Brazil’s Supreme Court denies São Paulo State the constitutional right to protect its citizens from asbestos. by Laurie Kazan-Allen
A decision on September 28, 2011 by the Brazilian Supreme Court confirms that the country is open for business…. at any cost. By a decision of 6 to 3, the Judges trounced the right of São Paulo State to protect its citizens by banning not only the use and sale of asbestos within its borders but also the transport of asbestos along its highways. As these roads lead to Brazil’s main port of Santos, vested asbestos interests have been put to considerable inconvenience by the ban.

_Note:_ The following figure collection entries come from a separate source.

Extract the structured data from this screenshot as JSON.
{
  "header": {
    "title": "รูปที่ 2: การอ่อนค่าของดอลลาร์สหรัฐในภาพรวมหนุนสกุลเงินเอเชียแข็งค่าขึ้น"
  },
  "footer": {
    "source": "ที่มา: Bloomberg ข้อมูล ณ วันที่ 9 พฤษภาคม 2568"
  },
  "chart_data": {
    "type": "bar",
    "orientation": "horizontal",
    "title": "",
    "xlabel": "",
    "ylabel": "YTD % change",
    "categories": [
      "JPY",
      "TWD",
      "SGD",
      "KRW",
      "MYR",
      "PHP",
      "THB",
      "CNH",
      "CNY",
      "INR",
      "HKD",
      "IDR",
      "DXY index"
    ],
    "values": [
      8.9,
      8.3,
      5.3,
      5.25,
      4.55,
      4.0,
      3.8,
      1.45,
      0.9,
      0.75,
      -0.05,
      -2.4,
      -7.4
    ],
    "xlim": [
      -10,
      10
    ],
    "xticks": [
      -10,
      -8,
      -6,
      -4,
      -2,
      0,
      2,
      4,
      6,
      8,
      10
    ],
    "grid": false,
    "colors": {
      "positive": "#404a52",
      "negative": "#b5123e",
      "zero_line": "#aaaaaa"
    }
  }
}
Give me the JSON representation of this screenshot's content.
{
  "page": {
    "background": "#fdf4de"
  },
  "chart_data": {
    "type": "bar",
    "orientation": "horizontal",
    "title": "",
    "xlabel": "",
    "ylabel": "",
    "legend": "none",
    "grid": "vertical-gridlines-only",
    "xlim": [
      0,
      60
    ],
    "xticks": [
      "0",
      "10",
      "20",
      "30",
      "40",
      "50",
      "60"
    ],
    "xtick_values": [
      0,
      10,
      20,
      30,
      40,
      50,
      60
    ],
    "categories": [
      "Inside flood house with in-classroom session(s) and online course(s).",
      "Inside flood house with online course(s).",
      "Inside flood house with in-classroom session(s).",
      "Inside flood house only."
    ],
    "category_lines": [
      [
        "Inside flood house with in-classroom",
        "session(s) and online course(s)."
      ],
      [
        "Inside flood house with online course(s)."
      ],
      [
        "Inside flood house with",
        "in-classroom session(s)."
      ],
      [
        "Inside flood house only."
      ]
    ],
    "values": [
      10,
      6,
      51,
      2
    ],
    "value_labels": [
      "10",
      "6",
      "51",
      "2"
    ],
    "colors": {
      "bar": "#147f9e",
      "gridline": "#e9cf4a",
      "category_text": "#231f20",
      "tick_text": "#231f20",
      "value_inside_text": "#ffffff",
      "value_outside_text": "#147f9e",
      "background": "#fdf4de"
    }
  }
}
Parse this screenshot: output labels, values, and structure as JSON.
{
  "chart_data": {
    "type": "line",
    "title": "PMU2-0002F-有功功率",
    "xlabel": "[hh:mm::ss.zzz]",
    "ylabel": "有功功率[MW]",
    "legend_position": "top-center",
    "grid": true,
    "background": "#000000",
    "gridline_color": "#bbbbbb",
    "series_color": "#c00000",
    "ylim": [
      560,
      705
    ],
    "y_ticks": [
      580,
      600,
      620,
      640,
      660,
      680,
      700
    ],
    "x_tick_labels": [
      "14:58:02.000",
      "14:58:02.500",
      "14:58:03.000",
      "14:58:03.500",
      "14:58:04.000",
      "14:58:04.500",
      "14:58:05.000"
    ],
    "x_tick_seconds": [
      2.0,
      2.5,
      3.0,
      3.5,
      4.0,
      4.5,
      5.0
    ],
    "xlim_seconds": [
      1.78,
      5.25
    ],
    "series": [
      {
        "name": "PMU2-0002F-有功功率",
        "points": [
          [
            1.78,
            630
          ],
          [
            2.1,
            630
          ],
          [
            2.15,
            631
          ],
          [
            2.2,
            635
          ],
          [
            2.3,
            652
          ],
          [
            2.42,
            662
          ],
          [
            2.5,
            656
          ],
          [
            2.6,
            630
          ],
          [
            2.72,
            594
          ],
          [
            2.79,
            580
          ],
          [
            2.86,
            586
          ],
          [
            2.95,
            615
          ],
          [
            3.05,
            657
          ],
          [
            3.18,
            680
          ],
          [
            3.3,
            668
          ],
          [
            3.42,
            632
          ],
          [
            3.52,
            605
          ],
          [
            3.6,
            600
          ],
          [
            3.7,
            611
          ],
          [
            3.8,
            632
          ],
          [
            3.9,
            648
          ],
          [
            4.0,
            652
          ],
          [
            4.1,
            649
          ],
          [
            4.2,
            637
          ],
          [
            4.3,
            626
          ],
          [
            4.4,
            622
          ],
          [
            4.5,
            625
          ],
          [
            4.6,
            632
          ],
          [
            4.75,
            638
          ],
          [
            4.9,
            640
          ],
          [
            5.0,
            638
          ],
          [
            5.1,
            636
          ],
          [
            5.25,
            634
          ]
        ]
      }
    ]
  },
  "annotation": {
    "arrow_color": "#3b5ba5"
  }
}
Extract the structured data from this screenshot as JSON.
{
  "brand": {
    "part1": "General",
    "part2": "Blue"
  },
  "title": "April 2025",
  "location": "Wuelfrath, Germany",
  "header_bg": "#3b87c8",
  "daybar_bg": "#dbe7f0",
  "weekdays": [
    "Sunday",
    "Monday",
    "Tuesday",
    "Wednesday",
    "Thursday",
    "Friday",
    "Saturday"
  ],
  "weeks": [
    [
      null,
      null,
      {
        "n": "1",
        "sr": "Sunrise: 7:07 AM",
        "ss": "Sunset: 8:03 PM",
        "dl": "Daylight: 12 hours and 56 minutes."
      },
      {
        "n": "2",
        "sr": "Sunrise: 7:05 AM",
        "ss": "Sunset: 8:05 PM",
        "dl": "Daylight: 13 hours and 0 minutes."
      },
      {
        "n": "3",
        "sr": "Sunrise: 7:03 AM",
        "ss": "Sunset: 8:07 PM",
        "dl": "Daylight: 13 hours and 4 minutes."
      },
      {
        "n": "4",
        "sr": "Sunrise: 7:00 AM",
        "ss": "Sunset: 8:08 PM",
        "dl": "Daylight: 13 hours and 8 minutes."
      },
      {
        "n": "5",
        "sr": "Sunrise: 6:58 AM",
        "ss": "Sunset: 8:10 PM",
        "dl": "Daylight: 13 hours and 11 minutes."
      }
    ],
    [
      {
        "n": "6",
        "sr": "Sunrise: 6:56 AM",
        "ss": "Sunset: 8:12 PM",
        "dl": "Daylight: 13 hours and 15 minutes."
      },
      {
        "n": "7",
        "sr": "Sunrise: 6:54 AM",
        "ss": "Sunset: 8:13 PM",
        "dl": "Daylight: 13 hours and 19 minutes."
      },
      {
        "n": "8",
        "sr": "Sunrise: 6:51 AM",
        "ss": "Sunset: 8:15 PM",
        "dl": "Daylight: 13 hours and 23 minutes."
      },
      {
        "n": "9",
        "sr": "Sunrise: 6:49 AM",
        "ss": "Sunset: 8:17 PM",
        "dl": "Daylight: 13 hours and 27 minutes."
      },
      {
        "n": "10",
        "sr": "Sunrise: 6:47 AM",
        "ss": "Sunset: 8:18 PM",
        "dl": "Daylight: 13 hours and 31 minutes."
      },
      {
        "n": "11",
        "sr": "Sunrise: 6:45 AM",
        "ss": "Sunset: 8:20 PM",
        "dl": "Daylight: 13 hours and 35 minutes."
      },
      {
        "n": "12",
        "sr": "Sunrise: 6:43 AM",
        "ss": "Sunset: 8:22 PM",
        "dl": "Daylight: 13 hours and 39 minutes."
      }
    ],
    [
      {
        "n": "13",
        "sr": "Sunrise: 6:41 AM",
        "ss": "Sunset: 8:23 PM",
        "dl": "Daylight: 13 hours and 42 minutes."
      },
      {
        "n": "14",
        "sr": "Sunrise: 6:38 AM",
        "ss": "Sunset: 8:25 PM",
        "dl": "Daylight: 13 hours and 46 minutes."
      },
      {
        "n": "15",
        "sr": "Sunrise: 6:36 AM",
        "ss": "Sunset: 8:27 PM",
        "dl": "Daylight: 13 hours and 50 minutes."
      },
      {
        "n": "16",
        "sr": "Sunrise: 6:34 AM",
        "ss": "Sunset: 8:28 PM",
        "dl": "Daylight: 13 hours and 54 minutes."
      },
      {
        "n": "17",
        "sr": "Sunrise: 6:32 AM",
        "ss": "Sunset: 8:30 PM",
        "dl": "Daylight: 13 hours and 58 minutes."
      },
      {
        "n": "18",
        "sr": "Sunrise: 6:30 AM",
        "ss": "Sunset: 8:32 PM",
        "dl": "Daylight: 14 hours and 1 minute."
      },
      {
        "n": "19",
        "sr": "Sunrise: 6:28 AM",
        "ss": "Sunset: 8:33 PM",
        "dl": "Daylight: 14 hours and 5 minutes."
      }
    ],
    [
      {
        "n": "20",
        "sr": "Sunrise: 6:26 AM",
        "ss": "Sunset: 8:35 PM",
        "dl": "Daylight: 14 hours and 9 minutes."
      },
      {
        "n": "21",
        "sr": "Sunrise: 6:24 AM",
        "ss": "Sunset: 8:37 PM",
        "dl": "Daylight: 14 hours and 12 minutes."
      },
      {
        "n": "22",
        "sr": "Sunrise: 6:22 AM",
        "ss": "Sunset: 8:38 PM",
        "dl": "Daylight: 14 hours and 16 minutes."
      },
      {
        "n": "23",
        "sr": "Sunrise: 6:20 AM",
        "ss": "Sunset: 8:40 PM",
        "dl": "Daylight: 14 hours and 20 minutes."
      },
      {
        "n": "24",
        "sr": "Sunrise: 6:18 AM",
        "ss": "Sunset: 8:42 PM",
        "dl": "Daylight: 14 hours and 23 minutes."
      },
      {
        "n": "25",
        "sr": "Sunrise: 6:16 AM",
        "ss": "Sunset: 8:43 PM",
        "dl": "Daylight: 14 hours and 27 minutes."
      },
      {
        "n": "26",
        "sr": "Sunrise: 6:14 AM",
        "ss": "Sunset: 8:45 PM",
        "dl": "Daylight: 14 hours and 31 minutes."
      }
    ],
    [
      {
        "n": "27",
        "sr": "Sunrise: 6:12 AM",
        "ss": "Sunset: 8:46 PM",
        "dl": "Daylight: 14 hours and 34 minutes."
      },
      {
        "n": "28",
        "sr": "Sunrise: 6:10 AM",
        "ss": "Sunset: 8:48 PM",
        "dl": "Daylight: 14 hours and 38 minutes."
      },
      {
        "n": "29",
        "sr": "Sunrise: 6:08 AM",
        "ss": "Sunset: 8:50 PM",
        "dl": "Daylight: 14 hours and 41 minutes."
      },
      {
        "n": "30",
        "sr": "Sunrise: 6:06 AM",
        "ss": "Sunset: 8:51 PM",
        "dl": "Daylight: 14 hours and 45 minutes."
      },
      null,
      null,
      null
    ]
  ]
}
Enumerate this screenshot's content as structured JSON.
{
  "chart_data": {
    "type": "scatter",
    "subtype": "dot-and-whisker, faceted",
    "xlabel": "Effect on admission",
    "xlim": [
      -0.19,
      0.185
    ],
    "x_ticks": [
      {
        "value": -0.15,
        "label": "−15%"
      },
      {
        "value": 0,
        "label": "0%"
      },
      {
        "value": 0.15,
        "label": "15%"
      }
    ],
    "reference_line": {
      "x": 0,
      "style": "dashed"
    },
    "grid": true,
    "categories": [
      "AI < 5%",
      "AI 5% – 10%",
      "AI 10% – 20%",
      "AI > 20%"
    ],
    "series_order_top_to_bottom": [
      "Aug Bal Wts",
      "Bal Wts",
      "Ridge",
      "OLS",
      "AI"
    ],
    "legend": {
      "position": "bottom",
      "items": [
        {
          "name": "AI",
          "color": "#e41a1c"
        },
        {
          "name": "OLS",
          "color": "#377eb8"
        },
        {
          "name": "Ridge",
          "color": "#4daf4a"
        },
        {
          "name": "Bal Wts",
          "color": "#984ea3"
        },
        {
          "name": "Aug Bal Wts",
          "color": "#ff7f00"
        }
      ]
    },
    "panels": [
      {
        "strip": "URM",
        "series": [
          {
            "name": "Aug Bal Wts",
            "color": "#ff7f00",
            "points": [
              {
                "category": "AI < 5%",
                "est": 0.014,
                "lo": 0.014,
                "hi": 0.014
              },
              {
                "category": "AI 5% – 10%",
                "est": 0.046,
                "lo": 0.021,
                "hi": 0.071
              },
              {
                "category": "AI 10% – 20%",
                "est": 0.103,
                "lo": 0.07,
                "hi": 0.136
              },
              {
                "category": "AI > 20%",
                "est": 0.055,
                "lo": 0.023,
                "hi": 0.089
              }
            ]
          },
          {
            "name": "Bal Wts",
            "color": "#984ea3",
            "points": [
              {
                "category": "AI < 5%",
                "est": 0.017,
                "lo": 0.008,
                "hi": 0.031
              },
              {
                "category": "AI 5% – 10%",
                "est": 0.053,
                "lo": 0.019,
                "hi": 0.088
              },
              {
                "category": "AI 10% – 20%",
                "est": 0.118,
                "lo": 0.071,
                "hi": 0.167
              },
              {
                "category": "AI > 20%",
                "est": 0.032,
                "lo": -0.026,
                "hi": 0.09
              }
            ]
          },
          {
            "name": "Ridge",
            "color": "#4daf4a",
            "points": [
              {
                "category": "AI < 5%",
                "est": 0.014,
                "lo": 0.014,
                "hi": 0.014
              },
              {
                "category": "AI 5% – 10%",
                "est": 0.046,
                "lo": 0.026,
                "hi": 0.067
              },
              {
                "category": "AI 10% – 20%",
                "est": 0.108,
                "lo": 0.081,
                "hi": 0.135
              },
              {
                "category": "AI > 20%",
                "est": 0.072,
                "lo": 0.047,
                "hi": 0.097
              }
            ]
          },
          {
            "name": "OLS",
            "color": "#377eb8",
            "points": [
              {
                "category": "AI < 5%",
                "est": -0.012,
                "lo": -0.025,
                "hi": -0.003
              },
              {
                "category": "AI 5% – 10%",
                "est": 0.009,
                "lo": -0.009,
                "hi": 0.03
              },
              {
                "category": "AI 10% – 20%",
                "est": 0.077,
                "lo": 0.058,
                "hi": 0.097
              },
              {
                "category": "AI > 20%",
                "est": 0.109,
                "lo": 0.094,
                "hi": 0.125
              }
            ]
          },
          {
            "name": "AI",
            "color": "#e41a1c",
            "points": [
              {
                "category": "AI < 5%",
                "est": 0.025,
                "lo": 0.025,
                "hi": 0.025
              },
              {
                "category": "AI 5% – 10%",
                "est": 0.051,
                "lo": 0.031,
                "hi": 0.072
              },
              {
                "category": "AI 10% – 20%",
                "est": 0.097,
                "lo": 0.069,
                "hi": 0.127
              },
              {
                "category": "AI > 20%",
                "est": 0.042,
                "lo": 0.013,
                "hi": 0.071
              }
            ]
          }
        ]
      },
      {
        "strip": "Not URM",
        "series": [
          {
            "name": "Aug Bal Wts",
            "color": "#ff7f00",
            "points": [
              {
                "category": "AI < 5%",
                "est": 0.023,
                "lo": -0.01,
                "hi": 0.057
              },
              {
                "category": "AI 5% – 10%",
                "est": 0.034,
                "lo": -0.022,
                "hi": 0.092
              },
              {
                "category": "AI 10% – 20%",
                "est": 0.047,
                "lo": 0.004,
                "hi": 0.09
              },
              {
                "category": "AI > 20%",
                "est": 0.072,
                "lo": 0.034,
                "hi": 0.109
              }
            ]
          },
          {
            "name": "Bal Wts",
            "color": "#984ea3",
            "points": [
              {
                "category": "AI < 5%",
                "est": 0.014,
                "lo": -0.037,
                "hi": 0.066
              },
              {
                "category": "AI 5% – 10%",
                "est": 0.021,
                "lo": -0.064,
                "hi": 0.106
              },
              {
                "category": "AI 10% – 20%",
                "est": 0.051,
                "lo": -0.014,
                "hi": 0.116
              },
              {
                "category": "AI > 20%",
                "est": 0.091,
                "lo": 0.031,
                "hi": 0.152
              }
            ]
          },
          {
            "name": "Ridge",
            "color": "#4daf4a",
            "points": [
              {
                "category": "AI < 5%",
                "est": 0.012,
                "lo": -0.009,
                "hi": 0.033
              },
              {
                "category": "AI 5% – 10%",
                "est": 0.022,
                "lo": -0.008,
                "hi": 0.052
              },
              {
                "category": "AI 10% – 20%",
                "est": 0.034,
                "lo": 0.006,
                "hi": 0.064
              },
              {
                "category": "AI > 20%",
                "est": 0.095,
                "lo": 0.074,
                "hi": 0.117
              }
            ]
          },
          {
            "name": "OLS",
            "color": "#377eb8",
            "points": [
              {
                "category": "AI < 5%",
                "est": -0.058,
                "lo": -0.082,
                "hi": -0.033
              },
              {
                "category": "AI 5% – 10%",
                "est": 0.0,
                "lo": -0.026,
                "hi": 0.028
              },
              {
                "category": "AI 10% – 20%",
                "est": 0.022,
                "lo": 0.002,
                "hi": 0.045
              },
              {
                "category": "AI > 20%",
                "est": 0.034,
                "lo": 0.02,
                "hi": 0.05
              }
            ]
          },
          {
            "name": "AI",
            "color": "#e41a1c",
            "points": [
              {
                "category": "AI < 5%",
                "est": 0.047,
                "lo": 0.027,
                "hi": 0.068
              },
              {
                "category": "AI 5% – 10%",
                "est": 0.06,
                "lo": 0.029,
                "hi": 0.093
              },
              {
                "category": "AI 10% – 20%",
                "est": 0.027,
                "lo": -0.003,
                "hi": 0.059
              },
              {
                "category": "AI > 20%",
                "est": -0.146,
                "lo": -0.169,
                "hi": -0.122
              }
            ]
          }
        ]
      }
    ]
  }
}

Clearly, Brazil’s powerful and wealthy asbestos lobby was never going to take no for an answer and pursued the legal challenge to Sao Paulo’s sovereign rights as far as the country’s highest court. In recent years, the use of asbestos within Brazil has been decreasing and four other states have, like São Paulo, banned its use. The fact that these states are also the more populous and industrialized had a big impact on national asbestos consumption. As a result of falls in domestic sales, exports to developing countries, most of which are in Asia, have been increasing. It was these shipments which were affected by the São Paulo ban. It is quite a curious coincidence that even as the Supreme Court was reopening the São Paulo highways to asbestos transporters, a high-level meeting in New York of the General Assembly on the Prevention and Control of Non-communicable Diseases (NCDs) issued a resolution calling on governments, especially those in developing countries, to: recognize the threat posed by NCDs, which include asbestos-related cancers and respiratory diseases, accept their primary role in the prevention of these diseases, and “reaffirm the right of everyone to the enjoyment of the highest attainable standard of physical and mental health.”1 Comparing data reports from Brazil and India, it is clear that the Indian epidemic of NCDs will be worsened by Brazil’s asbestos exports. The numbers of NCD deaths, male and female respectively, in India are 6 and 5 times higher than in Brazil.2
The Brazil’s Supreme Court ruling is a disgrace. It denies São Paulo State the constitutional right to protect its own citizens and makes it complicit in the dumping of asbestos on vulnerable populations overseas. São Paulo is a proud State with people who have a history, a culture and a dignity which will not allow them to be complicit with this evil commercial enterprise. Whatever the Supreme Court has said, there is no doubt that the people of São Paulo will pursue alternative strategies so that their roads are not used for the trafficking of this most hazardous of substances. This is not over.